El caso Obregón nos recuerda también la creciente tendencia del ser humano a jugar a Dios. Ya no aceptamos las cartas de la naturaleza y hasta hemos inventado gilipolleces como el «género neutro». Subvertimos el orden natural de las cosas. Negamos el hecho biológico, la ley natural y el sentido común. Machacamos embriones en operaciones eugenésicas cada vez más alambicadas. Pretendemos que sea «normal» algo tan antinatural como ser «madre» –valga la expresión– al borde de los 70 tacos (lo cual es absurdo para la progenitora y pésimo para el niño).
El «progresismo» propone la absoluta autonomía de un gran YO, al que no cabe poner ningún límite de índole moral.
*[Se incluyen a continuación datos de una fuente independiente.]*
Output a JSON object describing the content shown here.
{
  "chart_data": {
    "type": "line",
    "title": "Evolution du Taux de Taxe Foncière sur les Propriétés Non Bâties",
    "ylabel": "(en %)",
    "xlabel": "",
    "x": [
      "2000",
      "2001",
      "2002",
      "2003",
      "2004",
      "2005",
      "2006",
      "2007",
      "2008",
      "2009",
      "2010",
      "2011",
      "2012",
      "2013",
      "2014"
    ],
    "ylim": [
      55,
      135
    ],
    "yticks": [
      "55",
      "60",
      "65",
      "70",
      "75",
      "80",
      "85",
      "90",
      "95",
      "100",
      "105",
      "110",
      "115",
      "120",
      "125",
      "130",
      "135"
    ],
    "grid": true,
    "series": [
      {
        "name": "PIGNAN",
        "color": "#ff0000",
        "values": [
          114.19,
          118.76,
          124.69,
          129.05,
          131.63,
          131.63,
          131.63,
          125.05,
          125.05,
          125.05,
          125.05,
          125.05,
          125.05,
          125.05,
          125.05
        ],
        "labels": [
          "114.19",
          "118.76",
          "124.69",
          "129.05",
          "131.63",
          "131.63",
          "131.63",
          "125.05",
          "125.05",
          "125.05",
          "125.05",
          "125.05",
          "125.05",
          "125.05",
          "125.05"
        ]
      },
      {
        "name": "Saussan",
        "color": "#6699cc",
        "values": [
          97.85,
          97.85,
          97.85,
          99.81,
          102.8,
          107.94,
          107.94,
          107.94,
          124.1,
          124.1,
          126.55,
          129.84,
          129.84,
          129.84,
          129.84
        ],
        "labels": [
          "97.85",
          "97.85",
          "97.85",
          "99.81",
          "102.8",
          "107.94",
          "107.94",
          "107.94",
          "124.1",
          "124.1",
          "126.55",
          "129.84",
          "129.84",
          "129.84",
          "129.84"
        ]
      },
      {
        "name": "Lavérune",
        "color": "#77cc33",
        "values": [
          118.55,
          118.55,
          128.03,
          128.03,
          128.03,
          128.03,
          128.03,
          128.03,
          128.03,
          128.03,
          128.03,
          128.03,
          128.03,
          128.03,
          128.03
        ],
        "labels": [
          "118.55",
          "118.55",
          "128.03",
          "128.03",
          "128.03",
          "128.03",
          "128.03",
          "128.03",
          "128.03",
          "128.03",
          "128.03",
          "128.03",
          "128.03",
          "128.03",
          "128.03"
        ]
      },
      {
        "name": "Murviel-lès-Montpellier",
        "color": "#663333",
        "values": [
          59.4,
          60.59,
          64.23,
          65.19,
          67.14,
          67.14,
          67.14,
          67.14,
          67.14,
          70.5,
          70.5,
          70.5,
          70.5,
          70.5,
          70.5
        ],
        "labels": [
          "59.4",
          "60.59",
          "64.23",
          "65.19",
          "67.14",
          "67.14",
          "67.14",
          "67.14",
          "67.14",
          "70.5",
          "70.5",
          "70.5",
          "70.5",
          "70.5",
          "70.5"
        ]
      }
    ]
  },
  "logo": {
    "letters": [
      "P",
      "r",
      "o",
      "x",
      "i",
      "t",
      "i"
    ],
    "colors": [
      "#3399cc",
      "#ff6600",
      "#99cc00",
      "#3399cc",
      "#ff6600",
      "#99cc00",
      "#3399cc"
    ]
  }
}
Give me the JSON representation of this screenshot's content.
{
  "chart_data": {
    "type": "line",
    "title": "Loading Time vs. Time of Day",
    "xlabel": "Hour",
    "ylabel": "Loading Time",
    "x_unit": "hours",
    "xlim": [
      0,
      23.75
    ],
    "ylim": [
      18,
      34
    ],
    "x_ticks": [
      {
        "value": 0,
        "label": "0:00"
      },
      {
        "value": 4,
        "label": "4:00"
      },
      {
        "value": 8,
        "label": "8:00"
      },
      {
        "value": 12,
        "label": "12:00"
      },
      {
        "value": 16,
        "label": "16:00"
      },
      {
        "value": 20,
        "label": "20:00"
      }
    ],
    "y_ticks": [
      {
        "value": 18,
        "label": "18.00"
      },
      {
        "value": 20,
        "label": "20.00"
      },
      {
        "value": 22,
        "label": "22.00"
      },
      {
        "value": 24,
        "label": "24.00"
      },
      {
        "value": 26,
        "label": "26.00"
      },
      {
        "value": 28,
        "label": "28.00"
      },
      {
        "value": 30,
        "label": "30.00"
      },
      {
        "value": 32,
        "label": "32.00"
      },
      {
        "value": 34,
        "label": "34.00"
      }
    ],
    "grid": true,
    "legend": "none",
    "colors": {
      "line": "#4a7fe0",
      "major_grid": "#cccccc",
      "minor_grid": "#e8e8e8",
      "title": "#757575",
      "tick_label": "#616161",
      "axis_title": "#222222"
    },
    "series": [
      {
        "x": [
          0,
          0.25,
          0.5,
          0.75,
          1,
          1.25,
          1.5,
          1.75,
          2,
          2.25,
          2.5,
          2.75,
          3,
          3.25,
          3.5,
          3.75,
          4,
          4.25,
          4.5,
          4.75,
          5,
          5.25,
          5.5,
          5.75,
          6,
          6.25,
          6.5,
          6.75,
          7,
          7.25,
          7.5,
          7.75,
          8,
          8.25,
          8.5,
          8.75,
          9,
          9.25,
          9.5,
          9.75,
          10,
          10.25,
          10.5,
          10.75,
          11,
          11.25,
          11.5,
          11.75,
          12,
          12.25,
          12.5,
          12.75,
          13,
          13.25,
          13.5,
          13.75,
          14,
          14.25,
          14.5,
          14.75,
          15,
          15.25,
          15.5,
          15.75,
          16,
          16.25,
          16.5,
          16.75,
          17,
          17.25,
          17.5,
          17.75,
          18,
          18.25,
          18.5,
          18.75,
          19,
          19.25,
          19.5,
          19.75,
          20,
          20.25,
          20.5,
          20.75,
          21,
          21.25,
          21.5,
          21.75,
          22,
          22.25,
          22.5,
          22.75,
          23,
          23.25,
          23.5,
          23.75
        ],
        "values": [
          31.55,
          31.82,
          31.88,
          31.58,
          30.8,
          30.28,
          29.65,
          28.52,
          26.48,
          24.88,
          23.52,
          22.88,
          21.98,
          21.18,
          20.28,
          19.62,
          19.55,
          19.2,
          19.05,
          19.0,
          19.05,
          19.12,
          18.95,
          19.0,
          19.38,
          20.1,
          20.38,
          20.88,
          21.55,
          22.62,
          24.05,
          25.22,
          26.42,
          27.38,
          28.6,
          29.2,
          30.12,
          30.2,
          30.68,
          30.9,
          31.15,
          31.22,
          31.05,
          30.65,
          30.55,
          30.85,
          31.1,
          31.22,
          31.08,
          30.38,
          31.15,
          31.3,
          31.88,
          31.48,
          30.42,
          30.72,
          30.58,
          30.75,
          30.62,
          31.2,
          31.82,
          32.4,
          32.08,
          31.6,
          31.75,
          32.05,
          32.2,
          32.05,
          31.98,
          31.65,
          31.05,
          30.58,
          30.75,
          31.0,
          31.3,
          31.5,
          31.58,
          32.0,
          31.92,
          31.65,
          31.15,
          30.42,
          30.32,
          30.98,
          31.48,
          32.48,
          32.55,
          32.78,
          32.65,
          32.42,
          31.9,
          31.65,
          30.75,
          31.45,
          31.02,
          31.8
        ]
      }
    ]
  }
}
Dios ya no existe, así que «todo lo que puede hacerse se hará» y «el fin siempre justifica los medios». Son dos imperativos atroces. Por eso me «escarallo de risa», como dicen en mi pueblo, cuando veo a la izquierda y la extrema izquierda españolas erigiéndose en paladines de una maternidad cabal. Si no se reconoce una moral trascendente, que es donde cobra sentido la defensa de la dignidad del ser humano, se torna imposible censurar a Ana Obregón como ha hecho la tropa de Pam y Sánchez.
(PD: Del PP, que todavía se está aclarando sobre por dónde le sopla el viento en este asunto, hablamos otro día. Su empanada ante los temas morales empieza a resultar notoria y preocupante. Están olvidando la parábola de la manta corta. En su afán por cultivar el voto de socialistas desencantados pueden acabar dejando destapado el flanco electoral del conservadurismo cabal).